L’ai per l’inclusività, la sicurezza e la prevenzione

Tutti parlano di nuove tecnologie e intelligenza artificiale, pochi ne conoscono realmente gli utilizzi e le potenzialità, ma anche i pericoli.

Molti gli enti che hanno organizzato un interessante convegno sul tema: ASP EWMD Torino insieme a FERPI e UniFERPI Piemonte e Val d’Aosta, Associazione Donne 4.0, con il patrocinio della Regione Piemonte, della Città di Torino, del Consiglio dell’Ordine degli Avvocati di Torino e dell’Associazione Stampa Subalpina ne hanno parlato con un parterre di esperti.

Le nuove tecnologie, e in particolare l’Intelligenza Artificiale, pongono una serie di questioni sia etiche sia giuridiche. Dal punto di vista etico, occorre valutare come e in che termini agiscano le nuove tecnologie e quali rischi portino con sé; dal punto di vista giuridico, invece, è necessaria una riflessione rispetto ai diritti fondamentali e alla tutela dei dati che riguardano, in particolare, le tecnologie di geolocalizzazione, riconoscimento biometrico, mappatura e tracciamento dei dati. Diventa indispensabile trovare un equilibrio tra le esigenze di riservatezza e tutela della privacy e le istanze di sicurezza, controllo e vigilanza.

La computerizzazione di oggi non è più ‘riconoscibile’ in oggetti standard, qualsiasi elettrodomestico o accessorio può essere smart e raccogliere dati. Gli stessi spazi pubblici e privati possono essere smart se dotati per esempio di telecamere.

Luci e ombre, quindi, un ambito che crea nuove forme di violenza (basti pensare all’hate-speech sui social) ma anche come modello per intercettare la violenza, prevenirla e contrastarla. Per esempio si può allenare l’intelligenza artificiale a riconoscere segni di violenza e comportamenti precoci pericolosi secondo i nostri input e grazie alla loro capacità di calcolo.

Diventa quindi importante addestrare in modo inclusivo l’AI, con una specifica formazione professionale o comprendente gli utenti stessi.

L’intelligenza artificiale deve anche calarsi nel concreto delle possibilità di utilizzo. Durante il convegno si è parlato di “Non posso parlare” un chatbot nato durante la pandemia quando le donne non potevano mettersi in contatto con i centri antiviolenza. Oltre alla facile accessibilità senza login, la particolarità è che la chat è anonima e si autoelimina una volta conclusa, per non lasciare tracce in caso di compagni controllanti.

Ci si chiede poi se l’AI possa riconoscere contesti di discriminazione o convinzioni stereotipate per esempio all’interno delle sentenze giuridiche. L’addestramento è possibile in tale verso, a fronte di un ‘comportamento’ errato degli assistenti vocali, che per anni hanno minimizzato la violenza verbale rivolta contro di essi, normalizzando quel tipo di linguaggio.

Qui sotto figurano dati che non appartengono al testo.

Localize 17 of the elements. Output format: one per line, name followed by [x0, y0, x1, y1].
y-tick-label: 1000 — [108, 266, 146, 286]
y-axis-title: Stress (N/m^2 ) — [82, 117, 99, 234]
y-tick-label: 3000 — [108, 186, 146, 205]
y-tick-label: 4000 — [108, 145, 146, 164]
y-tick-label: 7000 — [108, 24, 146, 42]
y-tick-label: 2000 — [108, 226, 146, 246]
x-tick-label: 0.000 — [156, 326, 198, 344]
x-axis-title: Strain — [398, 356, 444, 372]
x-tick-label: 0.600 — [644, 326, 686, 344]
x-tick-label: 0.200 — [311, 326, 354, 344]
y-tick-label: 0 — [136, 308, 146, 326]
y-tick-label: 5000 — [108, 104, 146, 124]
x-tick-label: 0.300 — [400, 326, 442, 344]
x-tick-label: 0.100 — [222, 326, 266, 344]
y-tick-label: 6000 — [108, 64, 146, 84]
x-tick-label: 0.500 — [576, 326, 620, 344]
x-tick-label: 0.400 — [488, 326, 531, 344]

Nel mondo della giustizia l’intelligenza artificiale è da utilizzare con cautela e cognizione di causa, anche per questioni di proprietà intellettuale. È indispensabile sapere che si parla già di danni causati dall’intelligenza artificiale, con difficoltà nel trovare l’artefice del danno (AI o umano?). L’avvocato va quindi formato tenendo conto del digital divide, e per questo è stata creata una commissione interna all’Ordine degli avvocati. L’intelligenza artificiale deve essere al nostro servizio non a nostro danno: sono già due i casi (uno in USA l’altro a Firenze) di citazione di sentenze inesistenti inventate da ChatGPT, creando falsi basi su cui giudicare dei casi.

Anche in ambito medico l’AI può riconoscere, come assistente virtuale dell’operatore medico, profili possibili di violenza e di abuso indirizzando verso le giuste domande.

In ultimo ma non ultimo, l’intelligenza artificiale può sicuramente aiutare anche in ambito di inclusione e abbattimento delle barriere architettoniche per le persone disabili. Può suggerire in questi casi alle aziende gli adattamenti necessari e più strategici per rendere un luogo accessibile a tutti.